Szenen wie diese könnten aber bald der Geschichte angehören. Denn auf der Chaos-Strecke, die von der DB Regio mehr schlecht als recht betrieben wird, fahren ab Ende des Jahres die Züge der SBB Deutschland GmbH. Das hat das Verkehrsministerium in Stuttgart bekannt gegeben.

Viele Beschwerden über Zugverbindung

Mit der Neuvergabe hat das Verkehrsministerium auf die vielen Beschwerden über die Zuverlässigkeit der Züge auf der Strecke reagiert. Das Vertragsverhältnis wurde vorzeitig beendet.

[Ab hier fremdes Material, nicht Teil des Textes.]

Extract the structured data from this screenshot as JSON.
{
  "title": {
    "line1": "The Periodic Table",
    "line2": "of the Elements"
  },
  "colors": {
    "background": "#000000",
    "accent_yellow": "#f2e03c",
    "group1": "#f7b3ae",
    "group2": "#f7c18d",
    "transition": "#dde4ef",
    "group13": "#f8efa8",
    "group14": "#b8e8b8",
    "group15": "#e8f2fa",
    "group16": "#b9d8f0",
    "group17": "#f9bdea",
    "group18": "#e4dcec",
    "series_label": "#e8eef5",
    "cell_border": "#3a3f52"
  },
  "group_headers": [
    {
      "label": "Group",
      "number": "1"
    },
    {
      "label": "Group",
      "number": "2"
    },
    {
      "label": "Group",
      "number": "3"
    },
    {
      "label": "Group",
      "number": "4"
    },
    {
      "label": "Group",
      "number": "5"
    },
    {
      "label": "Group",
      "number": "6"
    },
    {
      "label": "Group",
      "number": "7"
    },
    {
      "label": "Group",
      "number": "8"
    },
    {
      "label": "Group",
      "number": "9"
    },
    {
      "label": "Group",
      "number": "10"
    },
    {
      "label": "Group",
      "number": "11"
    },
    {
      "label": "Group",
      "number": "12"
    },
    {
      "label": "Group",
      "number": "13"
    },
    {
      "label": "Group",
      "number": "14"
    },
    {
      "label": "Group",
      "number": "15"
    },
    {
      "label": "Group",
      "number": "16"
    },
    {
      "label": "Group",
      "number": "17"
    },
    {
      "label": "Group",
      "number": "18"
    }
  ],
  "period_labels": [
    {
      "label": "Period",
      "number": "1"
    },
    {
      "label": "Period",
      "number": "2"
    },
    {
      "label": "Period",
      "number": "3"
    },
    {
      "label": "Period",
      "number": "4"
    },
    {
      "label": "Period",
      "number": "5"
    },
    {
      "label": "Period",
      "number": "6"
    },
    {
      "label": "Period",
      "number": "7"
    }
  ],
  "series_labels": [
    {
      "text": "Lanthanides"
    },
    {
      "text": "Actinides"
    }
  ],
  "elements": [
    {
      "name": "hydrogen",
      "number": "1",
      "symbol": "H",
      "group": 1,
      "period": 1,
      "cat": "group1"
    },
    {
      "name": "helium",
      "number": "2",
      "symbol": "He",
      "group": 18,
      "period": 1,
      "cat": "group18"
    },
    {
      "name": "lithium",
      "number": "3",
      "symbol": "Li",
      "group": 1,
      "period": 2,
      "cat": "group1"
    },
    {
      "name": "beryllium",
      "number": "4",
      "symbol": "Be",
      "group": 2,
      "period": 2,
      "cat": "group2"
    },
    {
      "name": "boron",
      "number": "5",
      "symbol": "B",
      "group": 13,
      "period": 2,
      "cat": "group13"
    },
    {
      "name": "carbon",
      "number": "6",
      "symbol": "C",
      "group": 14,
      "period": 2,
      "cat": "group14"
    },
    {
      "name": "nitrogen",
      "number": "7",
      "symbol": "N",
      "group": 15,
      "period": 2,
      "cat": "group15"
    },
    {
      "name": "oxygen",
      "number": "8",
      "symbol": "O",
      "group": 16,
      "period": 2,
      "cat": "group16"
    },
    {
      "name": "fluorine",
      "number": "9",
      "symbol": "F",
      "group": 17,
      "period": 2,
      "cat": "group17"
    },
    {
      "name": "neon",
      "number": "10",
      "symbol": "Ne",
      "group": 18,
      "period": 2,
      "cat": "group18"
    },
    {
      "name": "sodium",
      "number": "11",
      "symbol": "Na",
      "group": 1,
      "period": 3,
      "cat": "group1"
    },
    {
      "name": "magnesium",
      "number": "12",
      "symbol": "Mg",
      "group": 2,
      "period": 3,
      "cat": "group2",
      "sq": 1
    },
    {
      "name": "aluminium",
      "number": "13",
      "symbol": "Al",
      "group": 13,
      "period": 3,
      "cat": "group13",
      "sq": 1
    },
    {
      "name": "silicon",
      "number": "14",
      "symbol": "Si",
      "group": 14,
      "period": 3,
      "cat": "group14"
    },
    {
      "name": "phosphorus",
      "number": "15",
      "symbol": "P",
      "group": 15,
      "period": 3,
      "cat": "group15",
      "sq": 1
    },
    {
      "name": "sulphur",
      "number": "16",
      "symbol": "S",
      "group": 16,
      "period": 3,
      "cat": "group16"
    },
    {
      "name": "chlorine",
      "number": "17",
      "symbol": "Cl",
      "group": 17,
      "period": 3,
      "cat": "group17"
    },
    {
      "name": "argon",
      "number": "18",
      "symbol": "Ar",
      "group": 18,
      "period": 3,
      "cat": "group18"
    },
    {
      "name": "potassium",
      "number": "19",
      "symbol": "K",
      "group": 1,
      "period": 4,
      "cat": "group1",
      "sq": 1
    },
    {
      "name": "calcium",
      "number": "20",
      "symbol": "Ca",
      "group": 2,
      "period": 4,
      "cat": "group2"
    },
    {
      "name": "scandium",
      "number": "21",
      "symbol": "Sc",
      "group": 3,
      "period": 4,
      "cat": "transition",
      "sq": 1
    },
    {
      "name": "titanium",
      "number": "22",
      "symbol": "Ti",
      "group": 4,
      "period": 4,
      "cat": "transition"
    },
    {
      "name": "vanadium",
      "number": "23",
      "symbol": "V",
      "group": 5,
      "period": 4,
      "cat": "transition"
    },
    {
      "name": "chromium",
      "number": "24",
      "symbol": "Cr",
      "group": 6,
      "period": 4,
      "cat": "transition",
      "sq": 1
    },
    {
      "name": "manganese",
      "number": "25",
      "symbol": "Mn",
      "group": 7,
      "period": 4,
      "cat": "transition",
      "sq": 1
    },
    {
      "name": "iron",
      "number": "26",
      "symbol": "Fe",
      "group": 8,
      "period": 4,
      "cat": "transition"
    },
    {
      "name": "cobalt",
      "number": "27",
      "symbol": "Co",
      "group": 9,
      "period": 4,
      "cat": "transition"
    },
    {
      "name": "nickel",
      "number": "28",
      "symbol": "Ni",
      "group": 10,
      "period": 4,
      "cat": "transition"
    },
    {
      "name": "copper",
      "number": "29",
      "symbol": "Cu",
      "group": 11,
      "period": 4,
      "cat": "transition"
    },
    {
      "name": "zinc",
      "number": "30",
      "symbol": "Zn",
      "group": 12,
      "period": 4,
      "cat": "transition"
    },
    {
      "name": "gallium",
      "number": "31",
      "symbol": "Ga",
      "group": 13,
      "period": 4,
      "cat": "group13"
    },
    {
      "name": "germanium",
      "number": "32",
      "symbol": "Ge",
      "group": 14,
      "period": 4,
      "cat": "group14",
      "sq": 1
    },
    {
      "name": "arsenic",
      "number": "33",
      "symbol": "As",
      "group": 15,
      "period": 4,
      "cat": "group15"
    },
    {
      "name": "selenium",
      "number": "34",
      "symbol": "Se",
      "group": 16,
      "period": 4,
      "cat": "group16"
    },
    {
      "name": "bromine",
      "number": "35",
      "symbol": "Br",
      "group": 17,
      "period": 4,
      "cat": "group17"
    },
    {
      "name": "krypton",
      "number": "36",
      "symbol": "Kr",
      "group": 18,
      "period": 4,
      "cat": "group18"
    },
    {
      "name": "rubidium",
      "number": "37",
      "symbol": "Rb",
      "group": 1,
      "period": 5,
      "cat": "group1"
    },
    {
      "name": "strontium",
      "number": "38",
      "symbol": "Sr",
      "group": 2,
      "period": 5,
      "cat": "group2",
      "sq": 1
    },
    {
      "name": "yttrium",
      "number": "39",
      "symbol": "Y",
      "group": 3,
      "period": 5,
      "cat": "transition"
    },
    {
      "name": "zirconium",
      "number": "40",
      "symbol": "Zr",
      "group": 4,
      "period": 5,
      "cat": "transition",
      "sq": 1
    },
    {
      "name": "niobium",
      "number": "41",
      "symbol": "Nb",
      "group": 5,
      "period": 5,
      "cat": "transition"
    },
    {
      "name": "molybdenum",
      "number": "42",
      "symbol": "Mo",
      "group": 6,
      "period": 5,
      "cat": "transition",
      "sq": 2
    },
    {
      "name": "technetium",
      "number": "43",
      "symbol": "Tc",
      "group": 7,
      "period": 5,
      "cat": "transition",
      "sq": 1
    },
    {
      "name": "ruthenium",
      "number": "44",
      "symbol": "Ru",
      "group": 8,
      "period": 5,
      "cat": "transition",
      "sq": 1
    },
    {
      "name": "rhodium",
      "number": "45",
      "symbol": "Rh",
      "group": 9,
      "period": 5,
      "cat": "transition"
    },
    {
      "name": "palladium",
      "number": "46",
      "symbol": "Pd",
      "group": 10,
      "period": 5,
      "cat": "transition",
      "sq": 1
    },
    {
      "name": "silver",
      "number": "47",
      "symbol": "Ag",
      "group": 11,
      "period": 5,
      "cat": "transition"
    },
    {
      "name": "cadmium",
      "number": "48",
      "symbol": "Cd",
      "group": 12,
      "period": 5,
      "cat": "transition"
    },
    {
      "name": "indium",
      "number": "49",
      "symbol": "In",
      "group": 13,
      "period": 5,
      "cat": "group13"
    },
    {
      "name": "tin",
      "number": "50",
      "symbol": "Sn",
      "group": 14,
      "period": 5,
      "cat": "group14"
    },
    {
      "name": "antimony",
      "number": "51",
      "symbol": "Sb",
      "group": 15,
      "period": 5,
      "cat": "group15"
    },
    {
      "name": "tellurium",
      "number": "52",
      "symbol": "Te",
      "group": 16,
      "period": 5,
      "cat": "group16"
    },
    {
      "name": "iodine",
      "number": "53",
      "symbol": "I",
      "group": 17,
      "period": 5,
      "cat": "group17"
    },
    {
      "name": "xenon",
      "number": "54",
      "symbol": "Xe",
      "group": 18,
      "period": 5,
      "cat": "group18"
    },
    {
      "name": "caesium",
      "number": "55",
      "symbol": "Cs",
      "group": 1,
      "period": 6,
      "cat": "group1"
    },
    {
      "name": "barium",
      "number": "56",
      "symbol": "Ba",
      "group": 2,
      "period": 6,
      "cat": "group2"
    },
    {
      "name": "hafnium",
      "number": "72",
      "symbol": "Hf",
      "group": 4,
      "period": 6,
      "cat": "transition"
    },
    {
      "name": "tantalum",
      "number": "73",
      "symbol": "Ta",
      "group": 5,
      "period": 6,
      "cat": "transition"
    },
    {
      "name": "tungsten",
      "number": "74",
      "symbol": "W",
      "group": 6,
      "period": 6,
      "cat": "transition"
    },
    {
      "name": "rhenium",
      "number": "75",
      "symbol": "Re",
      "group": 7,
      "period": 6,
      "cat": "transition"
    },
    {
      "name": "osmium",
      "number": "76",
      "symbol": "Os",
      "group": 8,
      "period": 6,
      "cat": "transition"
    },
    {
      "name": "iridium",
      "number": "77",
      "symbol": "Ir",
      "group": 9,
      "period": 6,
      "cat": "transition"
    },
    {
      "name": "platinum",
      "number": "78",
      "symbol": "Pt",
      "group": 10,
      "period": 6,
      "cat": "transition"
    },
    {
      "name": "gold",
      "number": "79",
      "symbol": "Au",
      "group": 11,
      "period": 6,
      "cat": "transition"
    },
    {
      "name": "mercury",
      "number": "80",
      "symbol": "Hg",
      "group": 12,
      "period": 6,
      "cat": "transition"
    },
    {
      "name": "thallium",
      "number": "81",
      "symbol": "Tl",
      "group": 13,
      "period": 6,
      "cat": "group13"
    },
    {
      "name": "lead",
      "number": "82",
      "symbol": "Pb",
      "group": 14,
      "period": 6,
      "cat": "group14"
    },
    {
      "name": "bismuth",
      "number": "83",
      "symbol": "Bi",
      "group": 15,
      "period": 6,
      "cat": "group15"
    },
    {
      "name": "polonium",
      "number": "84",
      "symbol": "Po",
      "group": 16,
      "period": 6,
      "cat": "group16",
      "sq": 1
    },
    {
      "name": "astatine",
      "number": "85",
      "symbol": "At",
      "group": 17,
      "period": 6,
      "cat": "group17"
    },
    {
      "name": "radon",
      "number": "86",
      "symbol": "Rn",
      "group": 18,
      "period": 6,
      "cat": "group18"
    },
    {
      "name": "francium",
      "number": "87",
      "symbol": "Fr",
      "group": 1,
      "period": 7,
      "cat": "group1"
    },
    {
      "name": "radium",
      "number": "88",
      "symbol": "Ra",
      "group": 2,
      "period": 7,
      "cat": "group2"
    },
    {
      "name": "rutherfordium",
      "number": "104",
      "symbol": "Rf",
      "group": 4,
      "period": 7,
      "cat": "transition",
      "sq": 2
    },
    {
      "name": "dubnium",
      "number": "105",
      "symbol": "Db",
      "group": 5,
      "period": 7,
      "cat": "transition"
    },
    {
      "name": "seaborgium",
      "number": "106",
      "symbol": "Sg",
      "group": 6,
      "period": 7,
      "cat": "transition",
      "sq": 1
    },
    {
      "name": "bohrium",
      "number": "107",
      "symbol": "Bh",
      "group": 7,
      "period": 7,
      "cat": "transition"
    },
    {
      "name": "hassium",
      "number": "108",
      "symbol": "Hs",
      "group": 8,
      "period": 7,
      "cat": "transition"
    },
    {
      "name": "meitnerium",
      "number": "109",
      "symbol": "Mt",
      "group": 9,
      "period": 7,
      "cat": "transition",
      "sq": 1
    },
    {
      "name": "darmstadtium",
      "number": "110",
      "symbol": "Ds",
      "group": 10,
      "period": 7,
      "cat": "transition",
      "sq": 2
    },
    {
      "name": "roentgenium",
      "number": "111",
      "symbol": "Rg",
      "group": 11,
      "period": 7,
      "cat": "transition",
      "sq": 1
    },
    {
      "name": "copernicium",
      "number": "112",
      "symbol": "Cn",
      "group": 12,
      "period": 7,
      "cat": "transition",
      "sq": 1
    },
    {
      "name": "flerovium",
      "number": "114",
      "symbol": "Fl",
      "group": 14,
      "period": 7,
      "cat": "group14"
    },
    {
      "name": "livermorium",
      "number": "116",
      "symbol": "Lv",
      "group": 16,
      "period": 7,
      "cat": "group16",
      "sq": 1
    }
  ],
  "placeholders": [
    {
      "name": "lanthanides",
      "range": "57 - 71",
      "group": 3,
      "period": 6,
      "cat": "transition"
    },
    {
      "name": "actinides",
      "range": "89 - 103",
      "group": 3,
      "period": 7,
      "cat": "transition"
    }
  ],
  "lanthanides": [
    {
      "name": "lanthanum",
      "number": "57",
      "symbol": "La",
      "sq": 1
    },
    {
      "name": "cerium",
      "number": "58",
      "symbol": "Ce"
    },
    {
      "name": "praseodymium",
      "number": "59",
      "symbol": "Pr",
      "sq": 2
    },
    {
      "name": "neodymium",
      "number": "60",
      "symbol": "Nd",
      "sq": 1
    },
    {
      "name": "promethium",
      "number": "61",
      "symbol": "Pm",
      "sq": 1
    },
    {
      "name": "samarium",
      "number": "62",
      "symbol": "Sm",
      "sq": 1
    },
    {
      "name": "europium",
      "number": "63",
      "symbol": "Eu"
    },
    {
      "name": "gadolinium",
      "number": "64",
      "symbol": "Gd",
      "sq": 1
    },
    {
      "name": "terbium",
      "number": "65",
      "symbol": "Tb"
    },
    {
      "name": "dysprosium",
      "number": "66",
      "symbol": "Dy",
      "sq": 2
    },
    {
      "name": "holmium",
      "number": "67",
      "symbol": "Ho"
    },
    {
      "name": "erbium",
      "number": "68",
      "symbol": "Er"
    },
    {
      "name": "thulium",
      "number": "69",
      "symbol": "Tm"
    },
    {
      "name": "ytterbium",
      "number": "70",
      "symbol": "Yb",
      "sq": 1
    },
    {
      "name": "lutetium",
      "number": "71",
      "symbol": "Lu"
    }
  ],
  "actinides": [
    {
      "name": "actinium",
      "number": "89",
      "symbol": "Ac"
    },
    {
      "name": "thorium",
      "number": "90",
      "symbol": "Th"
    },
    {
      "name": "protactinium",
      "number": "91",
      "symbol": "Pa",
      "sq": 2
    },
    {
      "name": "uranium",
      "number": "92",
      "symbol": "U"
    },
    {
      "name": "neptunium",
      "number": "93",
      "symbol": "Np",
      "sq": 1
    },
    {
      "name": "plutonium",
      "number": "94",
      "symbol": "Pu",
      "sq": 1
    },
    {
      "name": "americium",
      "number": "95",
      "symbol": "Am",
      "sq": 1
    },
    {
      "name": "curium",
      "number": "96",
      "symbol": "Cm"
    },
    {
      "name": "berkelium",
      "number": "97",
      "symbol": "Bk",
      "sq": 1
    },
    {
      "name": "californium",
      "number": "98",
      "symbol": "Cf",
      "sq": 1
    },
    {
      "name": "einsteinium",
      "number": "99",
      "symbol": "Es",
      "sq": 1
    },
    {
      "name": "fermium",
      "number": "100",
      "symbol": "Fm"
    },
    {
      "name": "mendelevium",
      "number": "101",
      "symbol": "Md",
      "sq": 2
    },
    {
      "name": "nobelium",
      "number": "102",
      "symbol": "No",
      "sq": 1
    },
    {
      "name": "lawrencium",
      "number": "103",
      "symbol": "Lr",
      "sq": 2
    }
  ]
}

Betriebsbeginn der SBB für das Netz 19 ist bereits im Dezember. Ist die Zeitspanne nicht zu knapp? Nein, sagt Patrick Altenburger, Geschäftsführer der SBB Deutschland. „Die Fahrzeuge sind reserviert und die erforderlichen Lokführer in Ausbildung“, schreibt er auf SÜDKURIER-Nachfrage.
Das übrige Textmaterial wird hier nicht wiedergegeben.